With sequencing technology breakthroughs, the amount of raw biological information grows exponentially. However, our understanding of its biological meaning is lagging behind. Much of the biological function of these sequences remains to be identified and characterized. Classical molecular biology approaches can provide concrete evidence and lead to reliable conclusions. Nevertheless, with the huge amount of raw sequence data that is already available, computational approaches are showing their strength in decoding information to form new hypotheses. Taking the advantage of modern computing power, bioinformatic approaches allow rapid extraction of knowledge from databases. Information extracted with bioinformatic approaches is often "predictive" or "putative", it depends on wet lab experiments to yield solid knowledge. Research in our lab reflects a combined computational and experimental approach.
Genomic Analysis of Functional Interactions Involving Transposable Elements (TEs)

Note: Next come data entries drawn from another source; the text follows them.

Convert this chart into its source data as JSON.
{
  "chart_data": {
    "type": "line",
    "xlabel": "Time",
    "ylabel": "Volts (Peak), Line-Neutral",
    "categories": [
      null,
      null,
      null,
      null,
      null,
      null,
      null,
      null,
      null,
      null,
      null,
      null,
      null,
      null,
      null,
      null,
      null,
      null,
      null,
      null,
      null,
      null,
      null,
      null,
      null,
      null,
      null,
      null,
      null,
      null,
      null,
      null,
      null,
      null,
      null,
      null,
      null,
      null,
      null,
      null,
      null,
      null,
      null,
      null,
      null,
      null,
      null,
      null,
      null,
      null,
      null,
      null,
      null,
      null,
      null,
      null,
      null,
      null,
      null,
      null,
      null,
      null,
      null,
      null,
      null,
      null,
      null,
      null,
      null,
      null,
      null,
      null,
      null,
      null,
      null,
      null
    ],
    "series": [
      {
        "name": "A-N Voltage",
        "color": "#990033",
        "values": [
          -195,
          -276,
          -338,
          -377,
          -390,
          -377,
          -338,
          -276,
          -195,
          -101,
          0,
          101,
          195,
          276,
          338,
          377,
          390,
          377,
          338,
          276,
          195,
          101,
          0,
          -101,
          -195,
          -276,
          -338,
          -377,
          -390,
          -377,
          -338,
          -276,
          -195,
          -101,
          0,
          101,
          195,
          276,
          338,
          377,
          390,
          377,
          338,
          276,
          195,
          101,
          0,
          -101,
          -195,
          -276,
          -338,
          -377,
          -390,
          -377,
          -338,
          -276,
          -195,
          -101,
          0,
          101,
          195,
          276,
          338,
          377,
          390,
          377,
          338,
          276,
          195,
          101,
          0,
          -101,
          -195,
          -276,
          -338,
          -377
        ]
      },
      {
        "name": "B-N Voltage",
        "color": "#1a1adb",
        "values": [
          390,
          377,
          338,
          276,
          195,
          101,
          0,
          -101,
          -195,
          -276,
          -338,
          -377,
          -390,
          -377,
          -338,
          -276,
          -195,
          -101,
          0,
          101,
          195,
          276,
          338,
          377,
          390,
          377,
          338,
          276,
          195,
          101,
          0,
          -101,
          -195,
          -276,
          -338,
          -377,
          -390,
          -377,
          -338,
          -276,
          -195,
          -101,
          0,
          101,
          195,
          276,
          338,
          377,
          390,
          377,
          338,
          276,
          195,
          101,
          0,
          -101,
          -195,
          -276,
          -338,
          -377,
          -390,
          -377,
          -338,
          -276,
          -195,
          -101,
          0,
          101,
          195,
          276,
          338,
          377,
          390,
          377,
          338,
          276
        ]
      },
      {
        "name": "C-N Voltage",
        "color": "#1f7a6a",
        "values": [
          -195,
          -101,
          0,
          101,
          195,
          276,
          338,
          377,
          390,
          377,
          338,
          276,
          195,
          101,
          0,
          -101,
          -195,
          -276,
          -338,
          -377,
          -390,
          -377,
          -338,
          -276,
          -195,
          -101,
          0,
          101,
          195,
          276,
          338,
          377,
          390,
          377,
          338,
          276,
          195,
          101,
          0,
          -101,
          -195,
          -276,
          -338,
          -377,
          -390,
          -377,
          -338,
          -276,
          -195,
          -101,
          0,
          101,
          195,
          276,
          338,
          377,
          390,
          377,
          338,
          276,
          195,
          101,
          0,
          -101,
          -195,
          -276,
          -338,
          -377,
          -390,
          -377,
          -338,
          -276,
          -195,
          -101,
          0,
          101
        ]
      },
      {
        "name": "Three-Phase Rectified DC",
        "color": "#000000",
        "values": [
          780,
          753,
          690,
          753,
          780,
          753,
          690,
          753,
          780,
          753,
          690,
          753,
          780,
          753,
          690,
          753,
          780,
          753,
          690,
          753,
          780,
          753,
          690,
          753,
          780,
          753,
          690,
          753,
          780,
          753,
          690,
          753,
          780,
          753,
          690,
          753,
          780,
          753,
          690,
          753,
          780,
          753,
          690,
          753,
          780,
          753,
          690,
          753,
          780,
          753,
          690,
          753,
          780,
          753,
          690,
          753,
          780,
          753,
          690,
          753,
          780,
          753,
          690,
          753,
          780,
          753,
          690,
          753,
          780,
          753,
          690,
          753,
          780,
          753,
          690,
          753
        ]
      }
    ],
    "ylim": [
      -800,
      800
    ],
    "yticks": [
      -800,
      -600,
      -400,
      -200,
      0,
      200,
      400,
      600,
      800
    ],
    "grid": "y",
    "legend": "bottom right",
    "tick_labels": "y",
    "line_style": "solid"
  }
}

My lab is studying TE activity and the role of TEs in genome function and evolution using a combination of computational and experimental approaches. Both plant and animal genomes are the subjects of my studies. TEs are an integral part of a genome; they interact with each other and with other components of the genome. Understanding these interactions is the key to the knowledge of genome function and evolution. I intend to build genome wide interaction networks of TEs in plant and animal genomes. I will focus on three types of interactions: (1) between TEs and host genome defense systems such as DNA methylation and RNAi; (2) among TE elements belonging to the same superfamily; (3) between TE insertions and host gene regulation. An integrative approach involving computational modeling will be used to synthesize these data for the studies at upper levels of systems biology to understand how these interactions contributed to functions of the organisms. In addition to quality publications, I expect to obtain TEs that can potentially used for gene discovery, transgenesis and gene therapy.
Transposition Mechanism of Animal Miniature Inverted Repeat Transposable Elements (MITEs)

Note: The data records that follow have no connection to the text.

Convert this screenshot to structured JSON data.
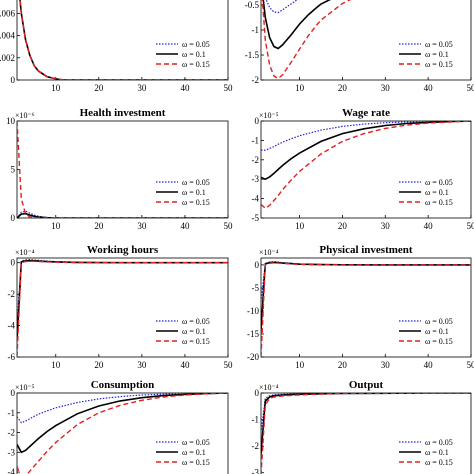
{
  "legend_labels": [
    "ω = 0.05",
    "ω = 0.1",
    "ω = 0.15"
  ],
  "series_colors": [
    "#2020d8",
    "#000000",
    "#e02020"
  ],
  "chart_data": [
    {
      "type": "line",
      "title": "",
      "exponent": "",
      "x": [
        1,
        2,
        3,
        4,
        5,
        6,
        8,
        10,
        12,
        15,
        20,
        25,
        30,
        35,
        40,
        45,
        50
      ],
      "xticks": [
        "10",
        "20",
        "30",
        "40",
        "50"
      ],
      "xlim": [
        1,
        50
      ],
      "ylim": [
        0,
        0.009
      ],
      "yticks": [
        "0",
        "0.002",
        "0.004",
        "0.006",
        "0.008"
      ],
      "series": [
        {
          "name": "ω = 0.05",
          "values": [
            0.01,
            0.006,
            0.0036,
            0.0022,
            0.0013,
            0.0008,
            0.0003,
            0.0001,
            0,
            0,
            0,
            0,
            0,
            0,
            0,
            0,
            0
          ]
        },
        {
          "name": "ω = 0.1",
          "values": [
            0.01,
            0.006,
            0.0036,
            0.0022,
            0.0013,
            0.0008,
            0.0003,
            0.0001,
            0,
            0,
            0,
            0,
            0,
            0,
            0,
            0,
            0
          ]
        },
        {
          "name": "ω = 0.15",
          "values": [
            0.01,
            0.006,
            0.0036,
            0.0022,
            0.0013,
            0.0008,
            0.0003,
            0.0001,
            0,
            0,
            0,
            0,
            0,
            0,
            0,
            0,
            0
          ]
        }
      ]
    },
    {
      "type": "line",
      "title": "",
      "exponent": "",
      "x": [
        1,
        2,
        3,
        4,
        5,
        6,
        8,
        10,
        12,
        14,
        15,
        20,
        25,
        30,
        35,
        40,
        45,
        50
      ],
      "xticks": [
        "10",
        "20",
        "30",
        "40",
        "50"
      ],
      "xlim": [
        1,
        50
      ],
      "ylim": [
        -2,
        0
      ],
      "yticks": [
        "-0.5",
        "-1",
        "-1.5",
        "-2"
      ],
      "series": [
        {
          "name": "ω = 0.05",
          "values": [
            0,
            -0.35,
            -0.55,
            -0.64,
            -0.65,
            -0.6,
            -0.48,
            -0.36,
            -0.26,
            -0.2,
            -0.17,
            -0.09,
            -0.05,
            -0.03,
            -0.02,
            -0.01,
            -0.005,
            0
          ]
        },
        {
          "name": "ω = 0.1",
          "values": [
            0,
            -0.75,
            -1.15,
            -1.33,
            -1.37,
            -1.3,
            -1.1,
            -0.88,
            -0.7,
            -0.55,
            -0.48,
            -0.27,
            -0.15,
            -0.08,
            -0.04,
            -0.02,
            -0.01,
            0
          ]
        },
        {
          "name": "ω = 0.15",
          "values": [
            0,
            -1.2,
            -1.7,
            -1.92,
            -1.97,
            -1.9,
            -1.65,
            -1.38,
            -1.12,
            -0.9,
            -0.8,
            -0.47,
            -0.26,
            -0.14,
            -0.07,
            -0.04,
            -0.02,
            0
          ]
        }
      ]
    },
    {
      "type": "line",
      "title": "Health investment",
      "exponent": "×10⁻⁶",
      "x": [
        1,
        2,
        3,
        4,
        5,
        6,
        8,
        10,
        15,
        20,
        30,
        40,
        50
      ],
      "xticks": [
        "10",
        "20",
        "30",
        "40",
        "50"
      ],
      "xlim": [
        1,
        50
      ],
      "ylim": [
        0,
        10
      ],
      "yticks": [
        "0",
        "5",
        "10"
      ],
      "series": [
        {
          "name": "ω = 0.05",
          "values": [
            0,
            0.6,
            0.7,
            0.5,
            0.3,
            0.18,
            0.05,
            0.01,
            0,
            0,
            0,
            0,
            0
          ]
        },
        {
          "name": "ω = 0.1",
          "values": [
            0,
            0.4,
            0.45,
            0.3,
            0.18,
            0.1,
            0.03,
            0,
            0,
            0,
            0,
            0,
            0
          ]
        },
        {
          "name": "ω = 0.15",
          "values": [
            10,
            2.0,
            0.4,
            0.1,
            0.03,
            0,
            0,
            0,
            0,
            0,
            0,
            0,
            0
          ]
        }
      ]
    },
    {
      "type": "line",
      "title": "Wage rate",
      "exponent": "×10⁻⁵",
      "x": [
        1,
        2,
        3,
        4,
        5,
        6,
        8,
        10,
        15,
        20,
        25,
        30,
        35,
        40,
        45,
        50
      ],
      "xticks": [
        "10",
        "20",
        "30",
        "40",
        "50"
      ],
      "xlim": [
        1,
        50
      ],
      "ylim": [
        -5,
        0
      ],
      "yticks": [
        "0",
        "-1",
        "-2",
        "-3",
        "-4",
        "-5"
      ],
      "series": [
        {
          "name": "ω = 0.05",
          "values": [
            -1.5,
            -1.5,
            -1.42,
            -1.32,
            -1.2,
            -1.1,
            -0.92,
            -0.76,
            -0.47,
            -0.28,
            -0.16,
            -0.09,
            -0.05,
            -0.03,
            -0.01,
            0
          ]
        },
        {
          "name": "ω = 0.1",
          "values": [
            -2.9,
            -3.0,
            -2.88,
            -2.7,
            -2.5,
            -2.3,
            -1.95,
            -1.65,
            -1.05,
            -0.65,
            -0.4,
            -0.23,
            -0.13,
            -0.07,
            -0.03,
            0
          ]
        },
        {
          "name": "ω = 0.15",
          "values": [
            -4.3,
            -4.5,
            -4.35,
            -4.1,
            -3.85,
            -3.55,
            -3.05,
            -2.6,
            -1.7,
            -1.05,
            -0.65,
            -0.38,
            -0.21,
            -0.11,
            -0.05,
            0
          ]
        }
      ]
    },
    {
      "type": "line",
      "title": "Working hours",
      "exponent": "×10⁻⁴",
      "x": [
        1,
        2,
        3,
        4,
        5,
        6,
        8,
        10,
        15,
        20,
        30,
        40,
        50
      ],
      "xticks": [
        "10",
        "20",
        "30",
        "40",
        "50"
      ],
      "xlim": [
        1,
        50
      ],
      "ylim": [
        -6,
        0.3
      ],
      "yticks": [
        "0",
        "-2",
        "-4",
        "-6"
      ],
      "series": [
        {
          "name": "ω = 0.05",
          "values": [
            -4.0,
            0.1,
            0.18,
            0.2,
            0.18,
            0.15,
            0.1,
            0.07,
            0.03,
            0.01,
            0,
            0,
            0
          ]
        },
        {
          "name": "ω = 0.1",
          "values": [
            -5.0,
            0.05,
            0.12,
            0.13,
            0.12,
            0.1,
            0.07,
            0.05,
            0.02,
            0.01,
            0,
            0,
            0
          ]
        },
        {
          "name": "ω = 0.15",
          "values": [
            -6.0,
            0.0,
            0.08,
            0.1,
            0.09,
            0.08,
            0.05,
            0.03,
            0.01,
            0,
            0,
            0,
            0
          ]
        }
      ]
    },
    {
      "type": "line",
      "title": "Physical investment",
      "exponent": "×10⁻⁴",
      "x": [
        1,
        2,
        3,
        4,
        5,
        6,
        8,
        10,
        15,
        20,
        30,
        40,
        50
      ],
      "xticks": [
        "10",
        "20",
        "30",
        "40",
        "50"
      ],
      "xlim": [
        1,
        50
      ],
      "ylim": [
        -20,
        1.5
      ],
      "yticks": [
        "0",
        "-5",
        "-10",
        "-15",
        "-20"
      ],
      "series": [
        {
          "name": "ω = 0.05",
          "values": [
            -8,
            0.3,
            0.6,
            0.7,
            0.6,
            0.5,
            0.35,
            0.2,
            0.08,
            0.03,
            0,
            0,
            0
          ]
        },
        {
          "name": "ω = 0.1",
          "values": [
            -14,
            0.2,
            0.5,
            0.55,
            0.5,
            0.4,
            0.28,
            0.16,
            0.06,
            0.02,
            0,
            0,
            0
          ]
        },
        {
          "name": "ω = 0.15",
          "values": [
            -20,
            0.0,
            0.35,
            0.45,
            0.4,
            0.32,
            0.22,
            0.12,
            0.04,
            0.01,
            0,
            0,
            0
          ]
        }
      ]
    },
    {
      "type": "line",
      "title": "Consumption",
      "exponent": "×10⁻⁵",
      "x": [
        1,
        2,
        3,
        4,
        5,
        6,
        8,
        10,
        15,
        20,
        25,
        30,
        35,
        40,
        45,
        50
      ],
      "xticks": [],
      "xlim": [
        1,
        50
      ],
      "ylim": [
        -4.3,
        0
      ],
      "yticks": [
        "0",
        "-1",
        "-2",
        "-3",
        "-4"
      ],
      "series": [
        {
          "name": "ω = 0.05",
          "values": [
            -1.2,
            -1.5,
            -1.42,
            -1.3,
            -1.18,
            -1.07,
            -0.9,
            -0.75,
            -0.48,
            -0.3,
            -0.18,
            -0.1,
            -0.06,
            -0.03,
            -0.01,
            0
          ]
        },
        {
          "name": "ω = 0.1",
          "values": [
            -2.6,
            -3.0,
            -2.9,
            -2.7,
            -2.5,
            -2.3,
            -1.95,
            -1.65,
            -1.05,
            -0.66,
            -0.4,
            -0.24,
            -0.13,
            -0.07,
            -0.03,
            0
          ]
        },
        {
          "name": "ω = 0.15",
          "values": [
            -3.7,
            -4.4,
            -4.2,
            -3.95,
            -3.7,
            -3.45,
            -2.95,
            -2.5,
            -1.6,
            -1.0,
            -0.62,
            -0.37,
            -0.2,
            -0.1,
            -0.04,
            0
          ]
        }
      ]
    },
    {
      "type": "line",
      "title": "Output",
      "exponent": "×10⁻⁴",
      "x": [
        1,
        2,
        3,
        4,
        5,
        6,
        8,
        10,
        15,
        20,
        30,
        40,
        50
      ],
      "xticks": [],
      "xlim": [
        1,
        50
      ],
      "ylim": [
        -3.2,
        0
      ],
      "yticks": [
        "0",
        "-1",
        "-2",
        "-3"
      ],
      "series": [
        {
          "name": "ω = 0.05",
          "values": [
            -1.5,
            -0.2,
            -0.1,
            -0.07,
            -0.06,
            -0.05,
            -0.04,
            -0.03,
            -0.02,
            -0.01,
            0,
            0,
            0
          ]
        },
        {
          "name": "ω = 0.1",
          "values": [
            -2.3,
            -0.3,
            -0.15,
            -0.1,
            -0.09,
            -0.08,
            -0.06,
            -0.05,
            -0.03,
            -0.02,
            -0.01,
            0,
            0
          ]
        },
        {
          "name": "ω = 0.15",
          "values": [
            -3.1,
            -0.45,
            -0.2,
            -0.15,
            -0.13,
            -0.11,
            -0.09,
            -0.07,
            -0.04,
            -0.02,
            -0.01,
            0,
            0
          ]
        }
      ]
    }
  ]
}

MITEs are short (normally < 500 bp) class II elements with remarkably high copy numbers in plant and animal genomes. Their discovery in the early 1990's attracted much attention because of their mysterious origin, transposition and amplification mechanism and influence on genome function and evolution. Despite the abundance of MITEs in animals, genome wide analyses of animal MITEs are currently limited to database mining. Thus, based on my experience in plant MITE studies, I plan to perform functional analysis of MITEs in animal genomes. These studies will not only complement and extend our knowledge on plant MITEs but also deepen our understanding of animal genome evolution.

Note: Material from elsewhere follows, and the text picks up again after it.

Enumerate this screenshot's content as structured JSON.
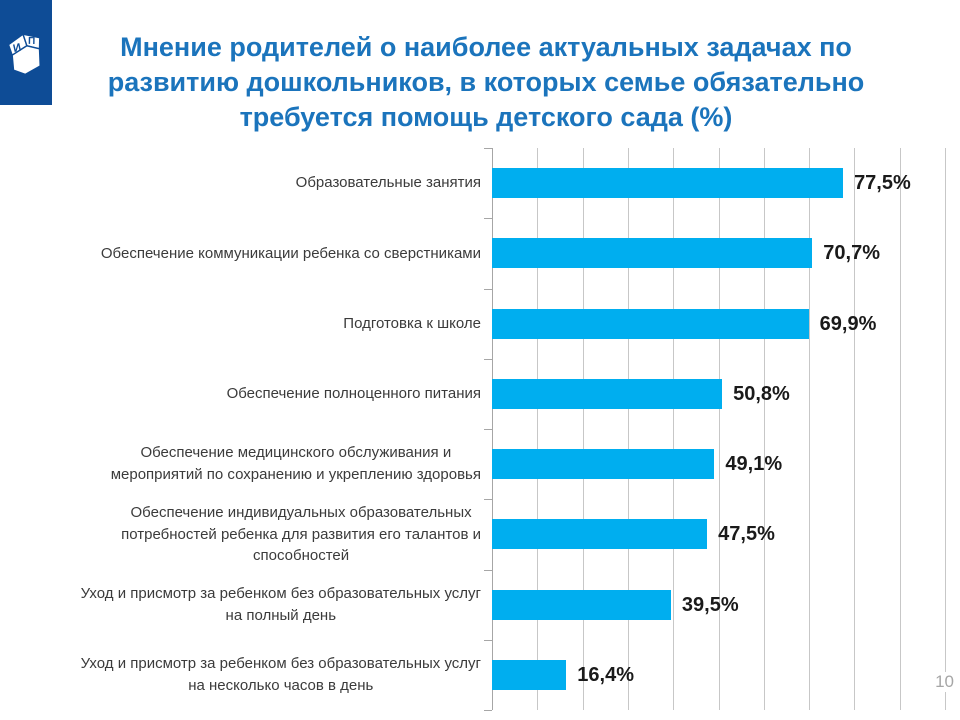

In addition to Tourist and Stowaways, I also plan to study noncanonical MITEs to understand how different types of MITEs are able to attain high copy numbers. To achieve these research objectives, I plan to: (1) identify MITE candidates for analysis, (2) identify their related autonomous elements, (3) screen for functional partners between the MITEs and autonomous elements, and (4) perform detailed dissection of the requirements for MITE transposition by site-directed mutagenesis.
Development and Implementation of Computational Algorithms for Customized Solutions
(1) Automated identification of novel TE families and superfamilies
Despite the abundance of TEs in the genomes of higher eukaryotes, there are very few TE superfamilies. To date, only 10 DNA superfamilies have been identified. However this number has been growing slowly but steadily, largely due to the availability of genome sequence databases and improved methods to search for TEs. Based on my programming skills and experience in data analyses, I plan to develop and improve TE mining algorithms for automated genome wide sequence analysis in order to discover novel TE elements from higher eukaryotic genomes. I will also continue to develop programs to automatically analyze new sequences whenever they are deposited in a database for novel TE types because TEs are often not well characterized in newly deposited genome sequences. Upon identification of novel families or superfamilies, emphasis will be shifted to understanding transposition mechanisms.
(2) Modeling of genome evolution
Eukaryotic genomes are sequenced in a historical pace. Predictable advances in DNA sequencing technology within the coming decade will make available genome sequences to biologists like the volume of species available to Charles Darwin during his journey of the Beagle about 170 years ago. General rules of molecular mechanisms for genome evolution await discovery. I am interested in performing large scale survey of the genomes of a variety of species to understand how genomes attained current status. This survey requires extensive analyses of genome sequences and involves a number of computational automation tasks.